Alinaghi Vaziri (October 9, 1886 – September 8, 1979), commonly remembered as Colonel Vaziri, occupies a unique and transformative place in the history of Iranian music. At once a soldier, intellectual, composer, educator, and reformer, Vaziri bridged the traditional musical culture of Iran with the notational and pedagogical methods of the West. His impact was so great that nearly every discussion of modern Iranian music, from orchestral performance to the codification of the radif (the traditional repertoire of Persian classical music), invokes his name either in admiration or in critique.

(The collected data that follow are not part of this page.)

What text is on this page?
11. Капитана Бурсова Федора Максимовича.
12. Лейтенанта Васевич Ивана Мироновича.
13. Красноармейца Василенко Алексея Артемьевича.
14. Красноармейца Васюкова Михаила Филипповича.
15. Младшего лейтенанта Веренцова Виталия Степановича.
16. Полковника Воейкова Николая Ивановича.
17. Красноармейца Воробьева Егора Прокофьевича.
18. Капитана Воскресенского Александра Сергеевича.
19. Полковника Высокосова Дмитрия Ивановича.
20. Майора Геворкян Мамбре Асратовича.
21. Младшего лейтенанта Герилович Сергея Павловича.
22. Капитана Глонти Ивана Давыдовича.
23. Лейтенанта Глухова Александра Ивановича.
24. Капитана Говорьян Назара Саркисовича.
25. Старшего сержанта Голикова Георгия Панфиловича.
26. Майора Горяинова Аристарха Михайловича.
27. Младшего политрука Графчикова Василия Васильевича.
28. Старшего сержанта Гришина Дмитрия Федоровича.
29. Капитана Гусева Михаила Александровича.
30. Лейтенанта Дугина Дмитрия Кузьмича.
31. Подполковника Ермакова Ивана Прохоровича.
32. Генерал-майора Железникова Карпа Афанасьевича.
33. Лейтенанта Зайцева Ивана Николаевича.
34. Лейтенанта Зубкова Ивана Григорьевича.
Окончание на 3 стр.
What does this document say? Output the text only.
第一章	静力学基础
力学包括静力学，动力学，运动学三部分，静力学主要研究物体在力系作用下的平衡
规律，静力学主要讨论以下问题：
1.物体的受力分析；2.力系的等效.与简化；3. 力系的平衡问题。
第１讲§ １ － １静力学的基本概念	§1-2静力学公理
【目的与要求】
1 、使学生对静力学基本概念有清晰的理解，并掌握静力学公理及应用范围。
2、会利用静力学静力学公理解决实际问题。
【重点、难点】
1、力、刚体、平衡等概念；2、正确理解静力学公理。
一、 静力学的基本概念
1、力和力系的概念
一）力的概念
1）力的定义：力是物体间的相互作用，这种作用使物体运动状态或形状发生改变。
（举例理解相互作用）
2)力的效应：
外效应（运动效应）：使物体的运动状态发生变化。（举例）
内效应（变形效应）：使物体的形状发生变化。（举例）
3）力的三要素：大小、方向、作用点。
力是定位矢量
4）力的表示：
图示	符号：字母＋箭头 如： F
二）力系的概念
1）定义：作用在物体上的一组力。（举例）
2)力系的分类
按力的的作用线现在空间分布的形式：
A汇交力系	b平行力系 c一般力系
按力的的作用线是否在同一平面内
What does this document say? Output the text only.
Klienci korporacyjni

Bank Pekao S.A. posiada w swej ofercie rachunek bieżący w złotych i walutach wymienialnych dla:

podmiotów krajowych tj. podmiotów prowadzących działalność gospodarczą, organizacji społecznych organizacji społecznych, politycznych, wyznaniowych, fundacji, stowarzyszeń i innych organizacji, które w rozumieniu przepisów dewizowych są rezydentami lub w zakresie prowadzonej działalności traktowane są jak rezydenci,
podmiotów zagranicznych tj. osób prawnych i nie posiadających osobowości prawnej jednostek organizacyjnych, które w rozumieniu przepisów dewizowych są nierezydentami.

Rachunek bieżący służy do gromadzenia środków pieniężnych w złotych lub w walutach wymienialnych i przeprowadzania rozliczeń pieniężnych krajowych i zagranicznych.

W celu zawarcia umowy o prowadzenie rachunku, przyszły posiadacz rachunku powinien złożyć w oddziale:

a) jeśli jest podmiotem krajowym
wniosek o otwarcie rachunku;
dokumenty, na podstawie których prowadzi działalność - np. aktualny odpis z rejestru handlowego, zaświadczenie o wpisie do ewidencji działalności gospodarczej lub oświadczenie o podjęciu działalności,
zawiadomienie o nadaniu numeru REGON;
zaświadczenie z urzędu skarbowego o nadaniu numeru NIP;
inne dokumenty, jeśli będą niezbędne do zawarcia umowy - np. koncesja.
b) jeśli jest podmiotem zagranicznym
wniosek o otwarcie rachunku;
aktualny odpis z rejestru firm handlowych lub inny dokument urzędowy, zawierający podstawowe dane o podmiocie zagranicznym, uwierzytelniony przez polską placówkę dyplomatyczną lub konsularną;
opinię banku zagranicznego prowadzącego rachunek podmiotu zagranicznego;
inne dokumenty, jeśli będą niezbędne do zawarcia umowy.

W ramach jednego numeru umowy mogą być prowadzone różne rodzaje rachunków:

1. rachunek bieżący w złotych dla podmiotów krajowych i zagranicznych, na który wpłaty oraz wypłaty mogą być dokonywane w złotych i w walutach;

Vaziri’s career spanned a period of seismic change in Iran: the Constitutional Revolution, the fall of the Qajar dynasty, the modernization efforts of Reza Shah, and the early decades of the Pahlavi state. Within this shifting political and cultural environment, he managed to establish institutions, compose works, write books, and inspire generations of students who carried his legacy forward. His innovations — such as introducing new symbols for Iranian accidentals (sori and koron), creating the first systematic notations of the radif, and advocating for equal temperament in Iranian music — redefined how Iranians understood their musical heritage.
Though criticized by some traditionalists for importing Western concepts too eagerly, and at times accused of distorting the essence of Persian music, Vaziri’s influence cannot be denied. He is remembered as both an audacious reformer and a devoted preserver of Iranian culture, a man whose ambition to modernize never obscured his love for his homeland’s art.